La doble vida, 1994-1995
Los siguientes seis meses pasaron volando. El mundo de Kevin se transformó en una mezcla esquizofrénica entre una realidad gris y una fantasía de colores chillones. En Boston, su último curso en el MIT avanzaba a toda velocidad. Por suerte, ya había cursado casi todas las asignaturas obligatorias, con lo que sólo tenía que asistir a unos cuantos seminarios y terminar la temporada de natación. Coloreaban ese cuadro de tonos grises las excursiones de fin de semana con Micky y su comando: asaltos a Las Vegas bien planificados que rápidamente se volvieron rutinarios, pero no por ello menos emocionantes. Cada tercer viernes del mes, Kevin dejaba el Pasillo Infinito para volar en el expreso del viernes por la noche, cambiaba su piso compartido por una suite de tres mil metros cuadrados, dejaba las cenas en el comedor universitario por los festines de madrugada del servicio de habitaciones, las fiestas universitarias se convertían en noches de combate, las cervezas en un bar cualquiera eran sustituidas por las copas de champán que le servía algún anfitrión de casino en el reservado de una de las discotecas más exclusivas de todo el país…

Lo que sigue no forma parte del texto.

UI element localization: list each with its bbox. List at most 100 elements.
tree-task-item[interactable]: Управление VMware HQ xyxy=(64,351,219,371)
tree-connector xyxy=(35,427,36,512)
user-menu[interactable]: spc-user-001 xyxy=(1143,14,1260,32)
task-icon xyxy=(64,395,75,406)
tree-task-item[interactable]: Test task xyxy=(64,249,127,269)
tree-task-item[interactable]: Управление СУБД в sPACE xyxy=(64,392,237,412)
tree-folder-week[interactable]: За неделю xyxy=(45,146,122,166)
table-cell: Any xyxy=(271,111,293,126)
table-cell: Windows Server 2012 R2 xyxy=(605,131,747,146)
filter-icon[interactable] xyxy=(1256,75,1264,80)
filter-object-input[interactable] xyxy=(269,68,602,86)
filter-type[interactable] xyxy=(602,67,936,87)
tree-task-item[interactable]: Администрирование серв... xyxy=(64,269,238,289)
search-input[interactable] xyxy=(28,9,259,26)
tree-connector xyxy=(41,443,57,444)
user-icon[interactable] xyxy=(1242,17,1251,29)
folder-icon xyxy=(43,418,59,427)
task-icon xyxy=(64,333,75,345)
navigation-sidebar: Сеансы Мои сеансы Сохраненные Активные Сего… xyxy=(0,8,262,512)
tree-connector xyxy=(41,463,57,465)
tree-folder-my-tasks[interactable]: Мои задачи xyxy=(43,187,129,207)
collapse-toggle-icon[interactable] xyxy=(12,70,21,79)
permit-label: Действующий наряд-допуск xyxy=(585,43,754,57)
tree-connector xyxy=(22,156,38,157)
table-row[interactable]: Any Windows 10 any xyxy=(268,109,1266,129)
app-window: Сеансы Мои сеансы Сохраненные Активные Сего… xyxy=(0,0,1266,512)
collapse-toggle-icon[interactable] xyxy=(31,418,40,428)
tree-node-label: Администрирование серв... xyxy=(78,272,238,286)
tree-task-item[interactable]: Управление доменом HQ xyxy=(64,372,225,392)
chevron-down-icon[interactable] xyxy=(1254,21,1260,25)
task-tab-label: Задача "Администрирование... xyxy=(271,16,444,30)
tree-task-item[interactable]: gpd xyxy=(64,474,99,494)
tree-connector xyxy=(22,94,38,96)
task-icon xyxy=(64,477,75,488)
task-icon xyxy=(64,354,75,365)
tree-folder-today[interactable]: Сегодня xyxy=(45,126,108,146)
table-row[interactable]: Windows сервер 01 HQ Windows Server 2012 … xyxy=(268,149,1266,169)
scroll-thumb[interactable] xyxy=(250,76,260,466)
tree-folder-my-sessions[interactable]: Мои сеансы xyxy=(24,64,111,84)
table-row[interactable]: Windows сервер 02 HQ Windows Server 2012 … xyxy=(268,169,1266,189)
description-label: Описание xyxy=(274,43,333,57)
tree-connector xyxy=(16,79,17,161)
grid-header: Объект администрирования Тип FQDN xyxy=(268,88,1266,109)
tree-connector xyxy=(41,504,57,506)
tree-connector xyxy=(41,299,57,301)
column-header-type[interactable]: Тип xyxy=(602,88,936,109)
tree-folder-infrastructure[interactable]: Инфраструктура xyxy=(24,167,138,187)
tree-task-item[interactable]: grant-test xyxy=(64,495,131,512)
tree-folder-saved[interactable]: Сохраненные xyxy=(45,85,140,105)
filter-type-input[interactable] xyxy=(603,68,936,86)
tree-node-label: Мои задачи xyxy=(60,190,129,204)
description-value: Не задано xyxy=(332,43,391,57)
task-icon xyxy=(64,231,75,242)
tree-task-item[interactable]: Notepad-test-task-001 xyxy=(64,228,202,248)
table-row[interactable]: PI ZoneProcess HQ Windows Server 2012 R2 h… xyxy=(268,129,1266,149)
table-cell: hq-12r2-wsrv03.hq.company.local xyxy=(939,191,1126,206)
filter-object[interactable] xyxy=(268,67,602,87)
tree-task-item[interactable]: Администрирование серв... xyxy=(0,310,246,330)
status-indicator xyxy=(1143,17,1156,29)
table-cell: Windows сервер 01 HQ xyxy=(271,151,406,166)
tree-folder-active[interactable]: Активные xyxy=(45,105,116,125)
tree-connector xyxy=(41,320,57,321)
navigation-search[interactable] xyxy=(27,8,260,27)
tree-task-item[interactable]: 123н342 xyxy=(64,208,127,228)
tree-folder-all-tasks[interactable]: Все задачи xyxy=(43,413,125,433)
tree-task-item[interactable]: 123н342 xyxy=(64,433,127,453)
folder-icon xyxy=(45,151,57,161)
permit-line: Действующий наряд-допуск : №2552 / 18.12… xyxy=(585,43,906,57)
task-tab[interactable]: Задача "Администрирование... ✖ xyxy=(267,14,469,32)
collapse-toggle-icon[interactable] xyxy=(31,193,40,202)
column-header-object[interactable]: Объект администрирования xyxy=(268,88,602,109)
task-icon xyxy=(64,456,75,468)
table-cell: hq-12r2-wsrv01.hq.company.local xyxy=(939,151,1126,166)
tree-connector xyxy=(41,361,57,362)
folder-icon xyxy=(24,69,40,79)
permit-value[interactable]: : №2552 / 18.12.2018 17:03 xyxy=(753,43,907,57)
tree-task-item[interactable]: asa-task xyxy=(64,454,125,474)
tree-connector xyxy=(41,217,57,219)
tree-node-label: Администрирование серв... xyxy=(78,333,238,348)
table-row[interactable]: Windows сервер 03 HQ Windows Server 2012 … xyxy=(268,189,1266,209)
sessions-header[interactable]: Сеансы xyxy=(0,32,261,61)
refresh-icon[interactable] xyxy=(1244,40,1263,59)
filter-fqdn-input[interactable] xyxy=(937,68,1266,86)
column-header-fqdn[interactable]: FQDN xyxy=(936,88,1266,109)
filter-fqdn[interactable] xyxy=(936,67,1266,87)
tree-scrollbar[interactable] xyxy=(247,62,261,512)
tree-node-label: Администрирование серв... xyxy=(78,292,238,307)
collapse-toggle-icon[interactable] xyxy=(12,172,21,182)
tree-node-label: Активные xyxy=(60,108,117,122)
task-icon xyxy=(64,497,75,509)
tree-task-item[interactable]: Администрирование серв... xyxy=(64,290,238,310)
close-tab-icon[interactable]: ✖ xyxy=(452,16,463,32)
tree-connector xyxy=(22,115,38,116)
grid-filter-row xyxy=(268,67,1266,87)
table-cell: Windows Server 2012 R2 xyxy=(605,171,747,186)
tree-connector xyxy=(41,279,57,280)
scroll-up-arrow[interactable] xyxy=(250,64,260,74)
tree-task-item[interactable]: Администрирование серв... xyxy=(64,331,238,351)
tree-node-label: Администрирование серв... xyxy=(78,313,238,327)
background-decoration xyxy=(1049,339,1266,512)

Poco a poco Kevin se fue dando cuenta de que estaba cambiando. Llevaba dos tipos de vida opuestos, con dos clases distintas de recuerdos. En casa, podía charlar con Felicia sobre las cosas que echarían de menos cuando se graduaran: los partidos de baloncesto en el Garden, las noches en el bar Crossroads, las tardes patinando sobre hielo en el Boston Common. Pero, al cerrar los ojos, veía el centelleo de las luces de Las Vegas, revivía las descargas de adrenalina, los momentos de tensión y emoción que revoloteaban por su memoria como brillantes cristales rotos.
En Navidad, Kevin ya se sentía cómodo interpretando el papel de gran jugador. No era tan bueno como Fisher ni tan histriónico como Martínez, pero sabía cómo manejar las cartas y tenía un don para pasar desapercibido. Tal como diría Micky, Kevin tenía la
pinta
; fuese cual fuese la situación, nunca parecía fuera de lugar. Podía sentarse en una mesa llena de congresistas, de famosos o de ejecutivos de Hong Kong, apostar el doble que ellos y, aun así, no llamar la atención del jefe de mesas. Podía jugar en la zona de grandes apuestas con Kevin Costner y Howard Stern o en una mesa de cinco dólares escondida entre dos máquinas tragaperras sin poner en peligro su estilo de juego. Aprendió a meterse en el papel de sus alias como si fuera un actor profesional. A veces, era Teddy Chan, el hijo de un cardiólogo de Hong Kong. En otras ocasiones, era Arthur Lee, un informático millonario de Silicon Valley. Un fin de semana fue Davis Ellard, cuya familia era la propietaria de una importante cadena de supermercados asiática. En el siguiente viaje era Albert Kwok, el sobrino del mayor terrateniente de toda Malasia.